Confesso. Já pensei mal de muitas pessoas, já senti inveja e já alimentei ódios de estimação. Já julguei os outros conhecendo-os ou até sem os conhecer. Já fiz juízos de pessoas pela aparência sem sequer cuidar de que por lá havia gente dentro. Já disse palavrões quando calhou a jeito e até quando não tinha jeito nenhum dizê-los.
É verdade. Já tomei para mim erros que não eram meus. Já fiz quilómetros para dar um abraço a quem precisava dele. Já calcorreei caminhos escuros, tortuosos e longínquos para pronunciar algumas palavras de conforto. Já saí da cama para limpar as lágrimas de quem precisava de as secar.
Confesso. Tenho uma tendência natural para aparvalhar. Gosto quando os outros se riem das idiotices que digo. Porque me diverte. Acho piada e faço piadas que a maioria das pessoas considera deselegantes, desadequadas ou inoportunas, apenas porque se convencionou que não fica bem rir das coisas sérias (e sobretudo das estupidamente sérias). Faço piadas com os outros, mas também comigo. Não gosto de um tipo de graçola específico. O meu sentido de humor é prostituto... vai com todos desde que renda umas boas gargalhadas...

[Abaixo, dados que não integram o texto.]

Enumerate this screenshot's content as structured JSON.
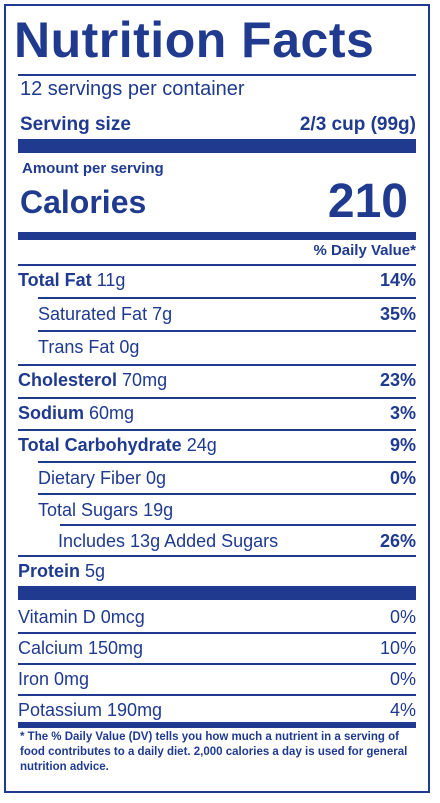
{
  "title": "Nutrition Facts",
  "servings_per_container": "12 servings per container",
  "serving_size": {
    "label": "Serving size",
    "value": "2/3 cup (99g)"
  },
  "amount_per_serving": "Amount per serving",
  "calories": {
    "label": "Calories",
    "value": "210"
  },
  "daily_value_header": "% Daily Value*",
  "nutrients": [
    {
      "name": "Total Fat",
      "amount": "11g",
      "dv": "14%"
    },
    {
      "name": "Saturated Fat",
      "amount": "7g",
      "dv": "35%"
    },
    {
      "name": "Trans Fat",
      "amount": "0g",
      "dv": ""
    },
    {
      "name": "Cholesterol",
      "amount": "70mg",
      "dv": "23%"
    },
    {
      "name": "Sodium",
      "amount": "60mg",
      "dv": "3%"
    },
    {
      "name": "Total Carbohydrate",
      "amount": "24g",
      "dv": "9%"
    },
    {
      "name": "Dietary Fiber",
      "amount": "0g",
      "dv": "0%"
    },
    {
      "name": "Total Sugars",
      "amount": "19g",
      "dv": ""
    },
    {
      "name": "Includes 13g Added Sugars",
      "amount": "",
      "dv": "26%"
    },
    {
      "name": "Protein",
      "amount": "5g",
      "dv": ""
    }
  ],
  "vitamins": [
    {
      "name": "Vitamin D 0mcg",
      "dv": "0%"
    },
    {
      "name": "Calcium 150mg",
      "dv": "10%"
    },
    {
      "name": "Iron 0mg",
      "dv": "0%"
    },
    {
      "name": "Potassium 190mg",
      "dv": "4%"
    }
  ],
  "footnote": {
    "prefix": "* The % Daily Value (DV) tells you how much a nutrient in a serving of food contributes to a daily diet. 2,000 calories a day is used for general nutrition advice."
  },
  "colors": {
    "ink": "#1f3a8f",
    "background": "#ffffff"
  }
}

Confesso. Já pequei por actos, pensamentos e omissões... Já menti. Já omiti. Já fui malvada. Já magoei com a certeza de que ia magoar e não recuei.
Confesso. Já me arrependi. É verdade. Já senti orgulho.
E sendo eu um ser humano tão (mas tão) imperfeito, continuo sem perceber por que razão Deus é sempre tão condescendente comigo! Tem sido sempre assim. E voltou a acontecer, hoje. Não foi desta que me saiu a fava, mas não vá Ele um dia distrair-se a olhar para o lado, o melhor é ir ali repensar a vida... Porque nem toda a gente teve outra oportunidade!